秦雪薇把手插进薄外套的口袋里,目光落在张建军的领口上。
“乘务员饮食不规律,夜班多。”
她的语气突然变成了那种查房时对病人的平板语调。
“去药店买一瓶铝碳酸镁咀嚼片。空腹的时候嚼两片。对胃粘膜有保护作用。”
张建军看着她。
这完全是一句医嘱。
但秦雪薇的主治方向是心胸外科,不是消化内科。而且,她从来不会在下班时间,在大马路上,主动对一个只见过几次面的“熟人”给出这种具体的健康指导。
“记住了吗?”秦雪薇的眉头微微皱了一下。
“记住了。多谢。”
秦雪薇没再说话,点了点头,错身而过。
一阵冷风吹过,带来一丝极淡的消毒水混合着某种不知名香皂的味道。
广州。乘务员公寓。
晚上十点。
张建军洗完澡,坐在靠窗的旧书桌前。
拉开帆布包的拉链,掏出那个黑色的笔记本。准备记录今天这批服装的进货明细。
刚翻开硬皮封面。
一张折叠得方方正正的白纸掉了出来。
落在桌面上。
张建军的动作停住了。
他拿起那张纸,展开。
医院处方笺的背面。
字迹极度工整、清秀,钢笔书写。
“铝碳酸镁咀嚼片,每次两片,温水送服。”
下面,用极其专业的线条,画了一个简单的胃部轮廓图。在胃底和胃窦的位置,用笔尖重点加粗了阴影,旁边拉出一条指示线,写着:“粘膜损伤易发局域”。
纸条的最下方。
有一行比上面小了一号的字。
“注意身体。

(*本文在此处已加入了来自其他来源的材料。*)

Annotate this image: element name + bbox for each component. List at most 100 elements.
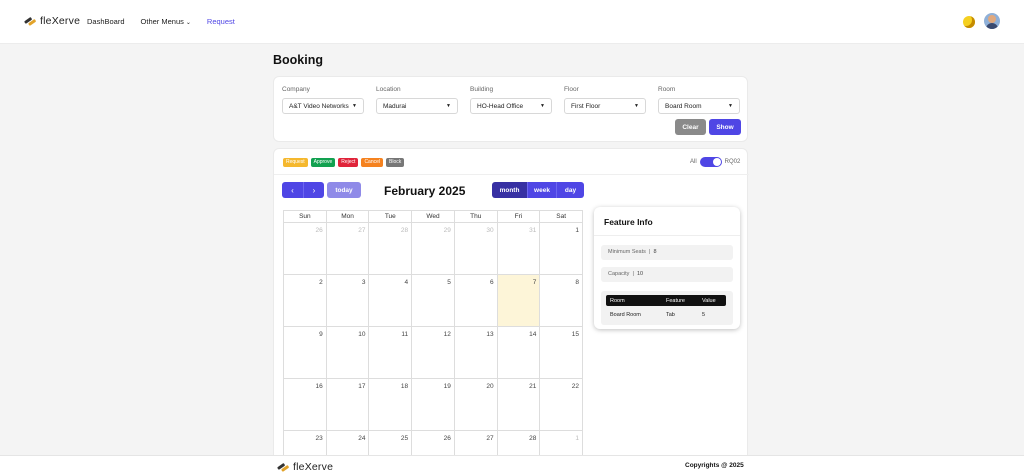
footer: fleXerve Copyrights @ 2025 [0,455,1024,474]
booking-filter-card: Company A&T Video Networks ▼ Location Mad… [273,76,748,142]
day-cell[interactable]: 19 [412,379,455,431]
nav-item-other-menus[interactable]: Other Menus ⌄ [141,17,191,26]
status-legend: Request Approve Reject Cancel Block [283,158,405,167]
floor-filter: Floor First Floor ▼ [564,86,646,114]
company-select[interactable]: A&T Video Networks ▼ [282,98,364,114]
min-seats-value: 8 [653,249,657,255]
day-cell[interactable]: 16 [284,379,327,431]
day-cell[interactable]: 22 [540,379,584,431]
main-nav: DashBoard Other Menus ⌄ Request [87,17,235,26]
logo-text: fleXerve [40,15,81,27]
view-month-button[interactable]: month [492,182,527,198]
location-filter: Location Madurai ▼ [376,86,458,114]
weekday-sat: Sat [540,211,584,223]
page-title: Booking [273,53,323,67]
grid-body: 26 27 28 29 30 31 1 2 3 4 5 6 7 8 9 10 11 12 13 14 15 16 17 18 1… [284,223,584,474]
company-filter: Company A&T Video Networks ▼ [282,86,364,114]
flexerve-logo-icon [24,16,36,26]
top-navbar: fleXerve DashBoard Other Menus ⌄ Request [0,0,1024,44]
day-cell[interactable]: 18 [369,379,413,431]
user-avatar[interactable] [984,13,1000,29]
day-cell[interactable]: 2 [284,275,327,327]
day-cell[interactable]: 17 [326,379,370,431]
building-filter: Building HO-Head Office ▼ [470,86,552,114]
location-value: Madurai [383,102,407,110]
day-cell[interactable]: 3 [326,275,370,327]
weekday-thu: Thu [454,211,498,223]
app-logo[interactable]: fleXerve [24,15,80,27]
capacity-label: Capacity [608,271,630,277]
room-value: Board Room [665,102,702,110]
toggle-left-label: All [690,159,697,165]
toggle-switch[interactable] [699,157,722,167]
day-cell[interactable]: 26 [284,223,327,275]
weekday-sun: Sun [284,211,327,223]
footer-logo-text: fleXerve [293,461,334,473]
weekday-wed: Wed [412,211,455,223]
col-room: Room [610,298,625,304]
nav-item-request[interactable]: Request [207,17,235,26]
weekday-header: Sun Mon Tue Wed Thu Fri Sat [284,211,584,223]
week-row: 2345678 [284,275,584,327]
building-select[interactable]: HO-Head Office ▼ [470,98,552,114]
day-cell[interactable]: 10 [326,327,370,379]
day-cell[interactable]: 9 [284,327,327,379]
theme-toggle-icon[interactable] [963,16,975,28]
caret-down-icon: ▼ [634,103,639,109]
feature-table-header: Room Feature Value [606,295,726,306]
day-cell-today[interactable]: 7 [497,275,541,327]
day-cell[interactable]: 21 [497,379,541,431]
day-cell[interactable]: 14 [497,327,541,379]
building-value: HO-Head Office [477,102,524,110]
min-seats-row: Minimum Seats | 8 [601,245,733,260]
caret-down-icon: ▼ [352,103,357,109]
day-cell[interactable]: 30 [454,223,498,275]
day-cell[interactable]: 6 [454,275,498,327]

”
没有署名。
张建军的视线在那四个字上停留了很久。
什么时候放进去的?
昨天去病房看母亲,他在床前削苹果。帆布包就放在门外走廊的长椅上。放了五分钟。
那个时间段,正是医生早查房的间隙。
张建军的嘴角无意识地向上弯了一下。
这女人,连关心人都带着一股子解剖学上的精准和冷酷。
他把纸条重新折好,小心地夹回笔记本的最后几页。
然后,他翻到了笔记本中间的一页。
纸面上只有一行字。是在嘉奖大会那天写下的。
“李东海。嘉奖大会日,前往周德明办公室。”
张建军拿起铅笔。
脑子里的沙盘轰然激活。
王建国白天的敲打在耳边回响:“机关里的贼,偷的是你的前途。”
李东海去周德明办公室干什么?
一个调度科的副科长,直接去找分管治安和刑侦的副处长。跨系统,跨部门。
他在下什么烂药?
张建军的铅笔笔尖落在纸面上。
在“李东海”和“周德明”之间,画了一条长长的虚线。
虚线旁边,打上了一个重重的问号。
这个问号的答案,不在k117的车厢里,不在广州的黑市里。在那个他即将踏入的、没有硝烟的二楼办公室里。